A student passes a semester if its global mark exceeds a threshold (10). The global mark is computed as the weighted mean of the student's grades in all topics (classes). For instance, if the topic weights for a group `A` are (mathematics : 10, physics: 8, geography: 2) and if student `Alice` of group `A` obtains 13 in mathematics, 12 in physics and 18 in geometry, its global mark is obtained by: (13 x 10 + 12 x 8 + 18 x 2) / (1 x 10 + 1 x 8 + 1 x 2).

**set-up and structure**
You can find the python project in `school-management` folder . We use `poetry` to initialize it. `poetry` is a tool for dependency management and packaging for `Python projects. **Your first task** is to install poetry on your computer and install the project's dependencies. For that, you need to follow the instructions in the documentation: https://python-poetry.org/docs/

When `poetry` is installed, you can run `make install` at the `school-management` folder to install the project's dependencies.

As you can remark, the `school-management` project is composed by:
- A `src` folder containing the sources of the library.
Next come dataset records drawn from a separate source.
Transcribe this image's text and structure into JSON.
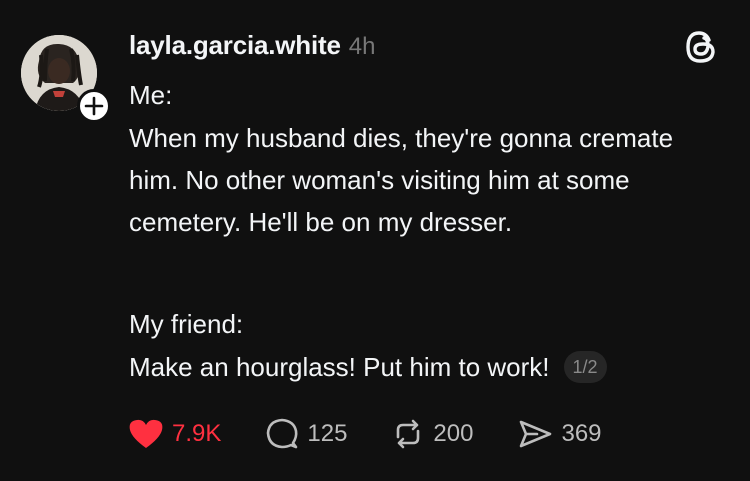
{
  "post": {
    "username": "layla.garcia.white",
    "time": "4h",
    "text_intro": "Me:",
    "text_body": "When my husband dies, they're gonna cremate him. No other woman's visiting him at some cemetery. He'll be on my dresser.",
    "text_friend_label": "My friend:",
    "text_friend_reply": "Make an hourglass! Put him to work!",
    "pager": "1/2"
  },
  "actions": {
    "likes": "7.9K",
    "replies": "125",
    "reposts": "200",
    "shares": "369"
  },
  "icons": {
    "avatar": "profile-photo",
    "follow": "plus-icon",
    "logo": "threads-logo-icon",
    "like": "heart-icon",
    "reply": "speech-bubble-icon",
    "repost": "repost-icon",
    "share": "send-icon"
  },
  "colors": {
    "background": "#101010",
    "text": "#f3f5f7",
    "muted": "#777777",
    "like_active": "#ff3040"
  }
}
The source code is within `src/school-management` that contains two modules:
- **models** containing classes permitting to describe a class group.
- **computations** containing modules devised to computations.
- A `test` folder containing unit tests. We will use `pytest` for this library as a testing framework.
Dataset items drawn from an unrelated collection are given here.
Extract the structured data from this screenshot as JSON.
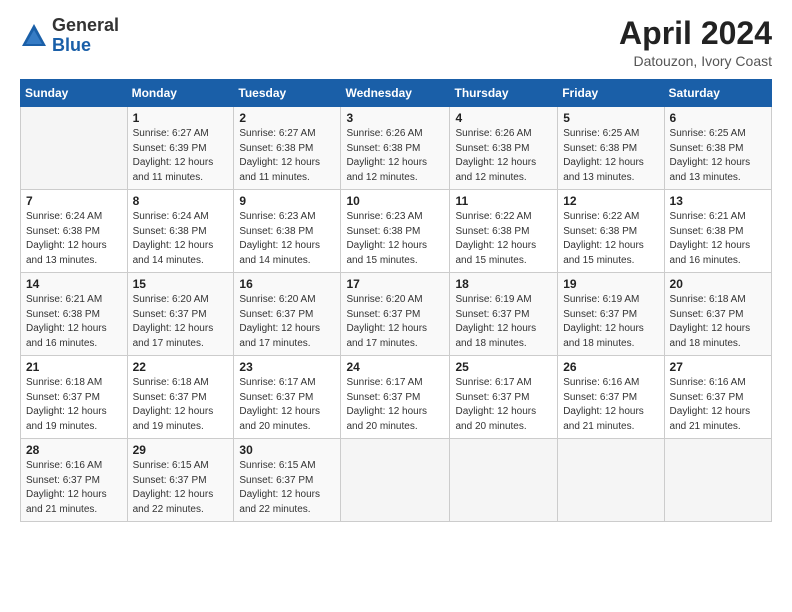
{
  "header": {
    "logo_line1": "General",
    "logo_line2": "Blue",
    "title": "April 2024",
    "location": "Datouzon, Ivory Coast"
  },
  "days_of_week": [
    "Sunday",
    "Monday",
    "Tuesday",
    "Wednesday",
    "Thursday",
    "Friday",
    "Saturday"
  ],
  "weeks": [
    [
      {
        "day": "",
        "info": ""
      },
      {
        "day": "1",
        "info": "Sunrise: 6:27 AM\nSunset: 6:39 PM\nDaylight: 12 hours\nand 11 minutes."
      },
      {
        "day": "2",
        "info": "Sunrise: 6:27 AM\nSunset: 6:38 PM\nDaylight: 12 hours\nand 11 minutes."
      },
      {
        "day": "3",
        "info": "Sunrise: 6:26 AM\nSunset: 6:38 PM\nDaylight: 12 hours\nand 12 minutes."
      },
      {
        "day": "4",
        "info": "Sunrise: 6:26 AM\nSunset: 6:38 PM\nDaylight: 12 hours\nand 12 minutes."
      },
      {
        "day": "5",
        "info": "Sunrise: 6:25 AM\nSunset: 6:38 PM\nDaylight: 12 hours\nand 13 minutes."
      },
      {
        "day": "6",
        "info": "Sunrise: 6:25 AM\nSunset: 6:38 PM\nDaylight: 12 hours\nand 13 minutes."
      }
    ],
    [
      {
        "day": "7",
        "info": "Sunrise: 6:24 AM\nSunset: 6:38 PM\nDaylight: 12 hours\nand 13 minutes."
      },
      {
        "day": "8",
        "info": "Sunrise: 6:24 AM\nSunset: 6:38 PM\nDaylight: 12 hours\nand 14 minutes."
      },
      {
        "day": "9",
        "info": "Sunrise: 6:23 AM\nSunset: 6:38 PM\nDaylight: 12 hours\nand 14 minutes."
      },
      {
        "day": "10",
        "info": "Sunrise: 6:23 AM\nSunset: 6:38 PM\nDaylight: 12 hours\nand 15 minutes."
      },
      {
        "day": "11",
        "info": "Sunrise: 6:22 AM\nSunset: 6:38 PM\nDaylight: 12 hours\nand 15 minutes."
      },
      {
        "day": "12",
        "info": "Sunrise: 6:22 AM\nSunset: 6:38 PM\nDaylight: 12 hours\nand 15 minutes."
      },
      {
        "day": "13",
        "info": "Sunrise: 6:21 AM\nSunset: 6:38 PM\nDaylight: 12 hours\nand 16 minutes."
      }
    ],
    [
      {
        "day": "14",
        "info": "Sunrise: 6:21 AM\nSunset: 6:38 PM\nDaylight: 12 hours\nand 16 minutes."
      },
      {
        "day": "15",
        "info": "Sunrise: 6:20 AM\nSunset: 6:37 PM\nDaylight: 12 hours\nand 17 minutes."
      },
      {
        "day": "16",
        "info": "Sunrise: 6:20 AM\nSunset: 6:37 PM\nDaylight: 12 hours\nand 17 minutes."
      },
      {
        "day": "17",
        "info": "Sunrise: 6:20 AM\nSunset: 6:37 PM\nDaylight: 12 hours\nand 17 minutes."
      },
      {
        "day": "18",
        "info": "Sunrise: 6:19 AM\nSunset: 6:37 PM\nDaylight: 12 hours\nand 18 minutes."
      },
      {
        "day": "19",
        "info": "Sunrise: 6:19 AM\nSunset: 6:37 PM\nDaylight: 12 hours\nand 18 minutes."
      },
      {
        "day": "20",
        "info": "Sunrise: 6:18 AM\nSunset: 6:37 PM\nDaylight: 12 hours\nand 18 minutes."
      }
    ],
    [
      {
        "day": "21",
        "info": "Sunrise: 6:18 AM\nSunset: 6:37 PM\nDaylight: 12 hours\nand 19 minutes."
      },
      {
        "day": "22",
        "info": "Sunrise: 6:18 AM\nSunset: 6:37 PM\nDaylight: 12 hours\nand 19 minutes."
      },
      {
        "day": "23",
        "info": "Sunrise: 6:17 AM\nSunset: 6:37 PM\nDaylight: 12 hours\nand 20 minutes."
      },
      {
        "day": "24",
        "info": "Sunrise: 6:17 AM\nSunset: 6:37 PM\nDaylight: 12 hours\nand 20 minutes."
      },
      {
        "day": "25",
        "info": "Sunrise: 6:17 AM\nSunset: 6:37 PM\nDaylight: 12 hours\nand 20 minutes."
      },
      {
        "day": "26",
        "info": "Sunrise: 6:16 AM\nSunset: 6:37 PM\nDaylight: 12 hours\nand 21 minutes."
      },
      {
        "day": "27",
        "info": "Sunrise: 6:16 AM\nSunset: 6:37 PM\nDaylight: 12 hours\nand 21 minutes."
      }
    ],
    [
      {
        "day": "28",
        "info": "Sunrise: 6:16 AM\nSunset: 6:37 PM\nDaylight: 12 hours\nand 21 minutes."
      },
      {
        "day": "29",
        "info": "Sunrise: 6:15 AM\nSunset: 6:37 PM\nDaylight: 12 hours\nand 22 minutes."
      },
      {
        "day": "30",
        "info": "Sunrise: 6:15 AM\nSunset: 6:37 PM\nDaylight: 12 hours\nand 22 minutes."
      },
      {
        "day": "",
        "info": ""
      },
      {
        "day": "",
        "info": ""
      },
      {
        "day": "",
        "info": ""
      },
      {
        "day": "",
        "info": ""
      }
    ]
  ]
}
If you had set up `poetry` and correctly installed the dependencies, you can run unit tests by executing `poetry run pytest` at the project root. You will remark that there are two tests. One for `compute_student_topic_grades_mean`, marked as skipped (it is not implemented) and the other for `compute_group_grades` that is not passing.

- `compute_student_topic_grades_mean` computes the a student's average mark for a given topic. Unfortunately, the developer hasn't implemented the unit test. **Your second task** is to implement **sound** unit tests for this function. Furthermore, we know this function is not robust due to some crashes during execution. **Your third task** is to cover some of its vulnerabilities in the unit test and enhance the function implementation.
- `compute_group_grades` takes a `Group` object (you can find this class in `src/school-management/models/school.py`) and computes a global mark and a boolean stating that the students pass the semester. This test for this function is not successful. **Your task** is to discover why and fix the function. (Bonus: you enhance the testing with other use cases)
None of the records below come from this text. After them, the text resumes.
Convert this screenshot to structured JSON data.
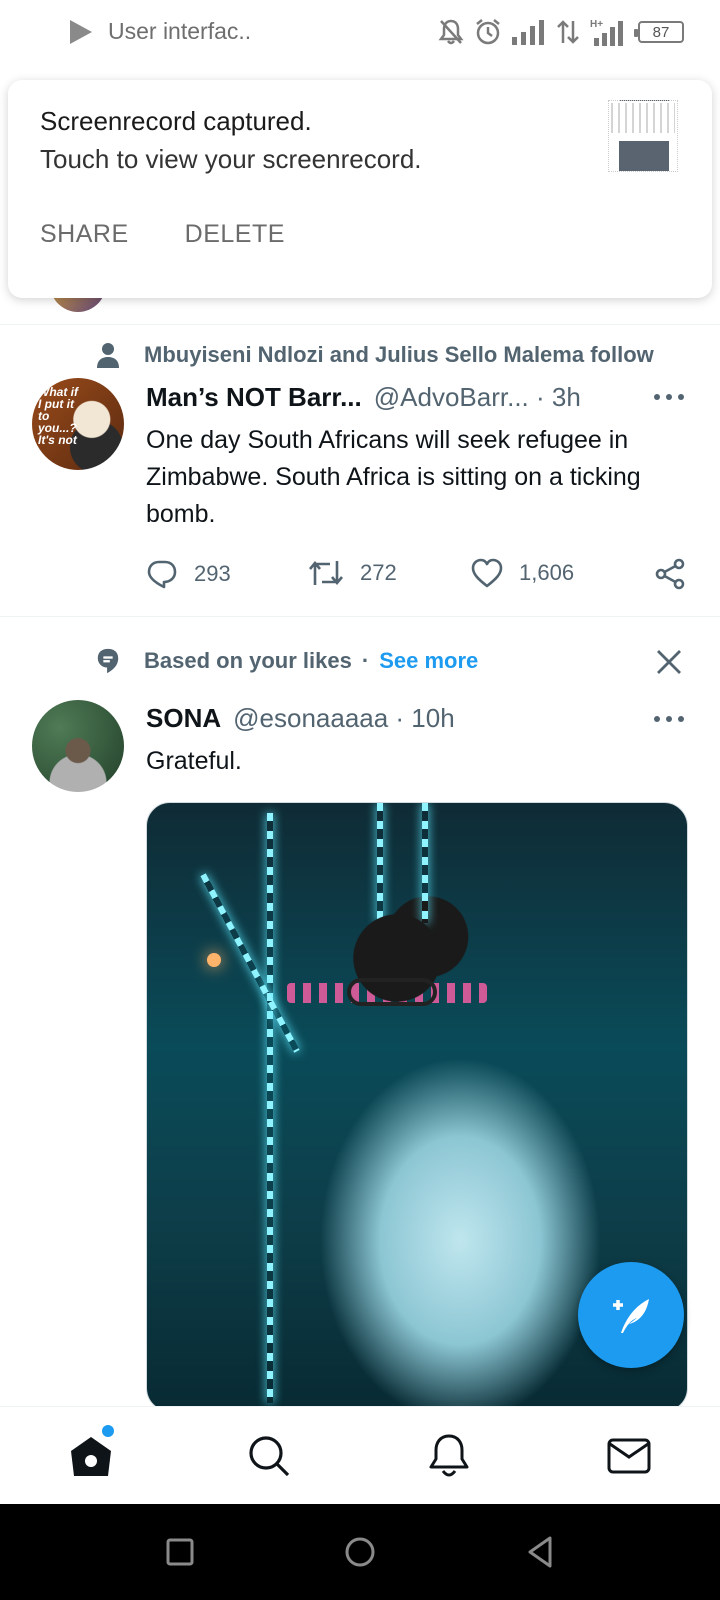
{
  "status_bar": {
    "title": "User interfac..",
    "battery": "87",
    "network": "H+"
  },
  "notification": {
    "title": "Screenrecord captured.",
    "body": "Touch to view your screenrecord.",
    "share_label": "SHARE",
    "delete_label": "DELETE"
  },
  "tweets": [
    {
      "context": "Mbuyiseni Ndlozi and Julius Sello Malema follow",
      "context_icon": "person-icon",
      "name": "Man’s NOT Barr...",
      "handle": "@AdvoBarr... · 3h",
      "text": "One day South Africans will seek refugee in Zimbabwe. South Africa is sitting on a ticking bomb.",
      "replies": "293",
      "retweets": "272",
      "likes": "1,606",
      "avatar_text": "What if I put it to you...? It's not"
    },
    {
      "context": "Based on your likes",
      "context_sep": "·",
      "see_more": "See more",
      "context_icon": "speech-bubble-icon",
      "name": "SONA",
      "handle": "@esonaaaaa · 10h",
      "text": "Grateful."
    }
  ],
  "colors": {
    "accent": "#1d9bf0",
    "text_primary": "#0f1419",
    "text_secondary": "#536471",
    "divider": "#eff3f4"
  },
  "bottom_nav": [
    "home-icon",
    "search-icon",
    "bell-icon",
    "mail-icon"
  ],
  "system_nav": [
    "recents-icon",
    "home-circle-icon",
    "back-icon"
  ]
}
(Bonus task) As you may have noticed, the models in `src/school-management/models/school.py` use `pydantic` to define Models. `pydantic` is a library devised for data validation using Python type annotation (https://pydantic-docs.helpmanual.io/). For instance, if a base model, `MyModel`, has a positive integer parameter `number: PositiveInt`, `pydantic` will check its type during instantiation. If one writes `MyModel(number= "string")`, `pydantic` raises a `ValidationError` stating that parameter `number` is not well typed. As you can see, `compute_group_grades` returns a dictionary containing the necessary caution. Can you come up with a class, a BaseModel, for this function's results? (i.e. a class containing the necessary parameters for the function's results.) You can take inspiration from the already implemented BaseModels.

(Bonus task) Can you amend the `Makefile` file to run:
- `make pytest` to run tests. Reminder: you can run pytest tests executing `poetry run pytest` in your terminal.
- `make hard-install` to have a fresh install of the library (i.e., delete the local virtual environment (i.e., delete the `.venv` folder) and then install dependencies using poetry.